The grant will largely go toward rice seeds, “temporary repair of irrigation canals and related facilities” and funding cash-for-work programs to repair damaged rural roads, ADB Cambodia country director Eric Sidgwick said in a statement.

“ADB’s support is a direct response to the need for action on quick road repairs to ensure the smooth delivery of relief supplies and the provision of rice seeds to enable replanting before waters recede,” Sidgwick said.

Estimates released by the National Committee for Disaster Management (NCDM) put the total cost of property damage from this year’s flooding at $1 billion. More than 240,000 hectares of rice and seedlings have been devastated by flood waters in 20 provinces.

Nhim Vanda, first vice president of the NCDM, said that while waters had receded in all provinces, Banteay Meanchey, Battambang and Siem Reap had been hit the hardest.

“During the flood, the government distributed one million tonnes of rice to flood victims and 200 tonnes of rice seed,” Vanda said yesterday, noting he had yet to receive reports from provincial authorities on how much of the allotted rice and seedlings had made it to the hands of those affected.
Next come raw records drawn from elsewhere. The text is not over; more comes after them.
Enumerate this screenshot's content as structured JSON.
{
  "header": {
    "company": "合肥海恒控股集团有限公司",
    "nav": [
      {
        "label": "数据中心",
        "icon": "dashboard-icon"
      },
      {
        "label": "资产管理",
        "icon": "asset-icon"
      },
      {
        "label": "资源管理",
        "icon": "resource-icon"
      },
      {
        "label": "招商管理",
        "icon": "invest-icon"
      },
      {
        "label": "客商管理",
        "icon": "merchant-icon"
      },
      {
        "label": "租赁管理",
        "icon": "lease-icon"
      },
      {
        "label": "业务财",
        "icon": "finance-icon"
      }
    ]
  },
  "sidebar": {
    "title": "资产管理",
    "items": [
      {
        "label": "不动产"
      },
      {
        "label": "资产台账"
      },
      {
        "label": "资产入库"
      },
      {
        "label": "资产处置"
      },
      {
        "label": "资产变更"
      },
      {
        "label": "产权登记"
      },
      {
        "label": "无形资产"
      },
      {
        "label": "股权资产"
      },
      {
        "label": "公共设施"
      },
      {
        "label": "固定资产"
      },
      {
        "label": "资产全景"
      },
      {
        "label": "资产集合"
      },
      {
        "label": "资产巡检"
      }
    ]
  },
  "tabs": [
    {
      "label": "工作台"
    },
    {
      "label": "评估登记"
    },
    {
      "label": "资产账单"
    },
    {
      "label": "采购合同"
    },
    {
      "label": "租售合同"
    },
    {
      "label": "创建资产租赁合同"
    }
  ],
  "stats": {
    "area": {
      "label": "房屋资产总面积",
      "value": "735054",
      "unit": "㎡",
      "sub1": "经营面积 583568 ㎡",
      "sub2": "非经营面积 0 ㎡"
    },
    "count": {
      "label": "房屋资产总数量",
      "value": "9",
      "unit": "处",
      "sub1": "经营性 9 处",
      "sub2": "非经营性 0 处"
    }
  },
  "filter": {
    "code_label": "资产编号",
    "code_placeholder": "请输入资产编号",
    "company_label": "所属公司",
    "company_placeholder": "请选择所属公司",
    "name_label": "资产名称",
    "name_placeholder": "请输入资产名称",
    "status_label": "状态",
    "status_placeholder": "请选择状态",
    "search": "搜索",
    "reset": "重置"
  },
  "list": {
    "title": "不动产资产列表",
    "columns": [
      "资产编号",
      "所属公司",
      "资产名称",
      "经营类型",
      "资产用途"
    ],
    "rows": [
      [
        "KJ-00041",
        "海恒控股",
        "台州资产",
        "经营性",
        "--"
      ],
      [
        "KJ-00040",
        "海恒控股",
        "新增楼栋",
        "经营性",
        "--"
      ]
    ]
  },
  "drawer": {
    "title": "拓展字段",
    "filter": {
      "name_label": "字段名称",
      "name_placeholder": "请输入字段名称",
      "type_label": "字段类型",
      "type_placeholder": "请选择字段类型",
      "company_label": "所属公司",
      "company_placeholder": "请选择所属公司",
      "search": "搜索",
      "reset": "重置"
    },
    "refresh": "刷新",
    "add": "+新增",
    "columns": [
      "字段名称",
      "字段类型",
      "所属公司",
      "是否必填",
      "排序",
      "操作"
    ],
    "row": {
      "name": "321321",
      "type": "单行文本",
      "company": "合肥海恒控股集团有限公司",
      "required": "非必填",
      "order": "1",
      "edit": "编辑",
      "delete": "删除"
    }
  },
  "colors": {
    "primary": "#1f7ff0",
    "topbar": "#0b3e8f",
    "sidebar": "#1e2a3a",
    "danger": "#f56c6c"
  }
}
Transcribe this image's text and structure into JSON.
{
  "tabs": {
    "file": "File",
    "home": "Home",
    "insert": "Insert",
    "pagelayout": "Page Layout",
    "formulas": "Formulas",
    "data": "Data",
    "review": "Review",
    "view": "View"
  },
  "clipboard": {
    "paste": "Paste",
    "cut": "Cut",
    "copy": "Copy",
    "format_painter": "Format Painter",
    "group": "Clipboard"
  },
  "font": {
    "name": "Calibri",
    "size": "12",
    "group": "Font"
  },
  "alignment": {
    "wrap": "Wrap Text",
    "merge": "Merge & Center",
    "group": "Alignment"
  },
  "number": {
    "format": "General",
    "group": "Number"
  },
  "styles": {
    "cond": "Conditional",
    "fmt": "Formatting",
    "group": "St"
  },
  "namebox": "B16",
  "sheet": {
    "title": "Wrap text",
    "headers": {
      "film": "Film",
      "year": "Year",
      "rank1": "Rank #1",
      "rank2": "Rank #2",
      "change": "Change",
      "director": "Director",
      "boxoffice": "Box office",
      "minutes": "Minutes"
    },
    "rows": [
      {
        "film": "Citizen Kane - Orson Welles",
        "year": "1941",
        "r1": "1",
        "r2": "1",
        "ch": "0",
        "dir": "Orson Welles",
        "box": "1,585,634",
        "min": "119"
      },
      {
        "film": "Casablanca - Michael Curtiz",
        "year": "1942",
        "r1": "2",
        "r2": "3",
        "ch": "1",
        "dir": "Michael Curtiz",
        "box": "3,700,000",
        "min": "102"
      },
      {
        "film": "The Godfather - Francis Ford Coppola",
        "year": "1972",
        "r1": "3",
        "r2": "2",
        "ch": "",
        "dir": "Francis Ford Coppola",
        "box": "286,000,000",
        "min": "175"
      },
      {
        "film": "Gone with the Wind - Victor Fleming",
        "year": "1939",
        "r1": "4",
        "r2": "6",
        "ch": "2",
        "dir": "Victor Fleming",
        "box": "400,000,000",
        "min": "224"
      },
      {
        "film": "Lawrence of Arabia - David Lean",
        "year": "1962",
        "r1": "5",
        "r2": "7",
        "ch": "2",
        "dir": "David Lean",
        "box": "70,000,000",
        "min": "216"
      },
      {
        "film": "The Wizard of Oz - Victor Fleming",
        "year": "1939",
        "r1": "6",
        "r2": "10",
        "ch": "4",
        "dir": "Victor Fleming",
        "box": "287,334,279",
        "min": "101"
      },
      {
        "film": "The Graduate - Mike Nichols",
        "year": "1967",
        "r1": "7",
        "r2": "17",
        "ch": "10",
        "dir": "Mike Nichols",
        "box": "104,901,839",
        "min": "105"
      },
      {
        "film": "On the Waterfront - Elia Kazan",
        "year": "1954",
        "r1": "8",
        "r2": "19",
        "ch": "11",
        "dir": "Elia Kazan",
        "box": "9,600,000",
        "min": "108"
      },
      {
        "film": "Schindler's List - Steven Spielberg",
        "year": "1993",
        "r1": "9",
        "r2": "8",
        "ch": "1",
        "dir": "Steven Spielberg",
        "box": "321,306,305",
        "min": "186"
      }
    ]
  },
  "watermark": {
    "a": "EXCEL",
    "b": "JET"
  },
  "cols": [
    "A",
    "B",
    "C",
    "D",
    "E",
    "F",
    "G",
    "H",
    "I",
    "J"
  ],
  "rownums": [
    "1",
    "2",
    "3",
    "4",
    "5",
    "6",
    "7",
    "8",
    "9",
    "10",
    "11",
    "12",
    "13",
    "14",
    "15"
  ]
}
I Long, deputy provincial governor of Banteay Meanchey, one of the provinces identified by Vanda as worst hit by the flooding, told the Post yesterday that while local authorities have indeed begun distributing food staples and begun repairing damaged roads, people’s need remains great.

“Even though the floodwater has receded, residents still suffer because so much has been lost and damaged, like farms, houses, streets and there is not enough food.”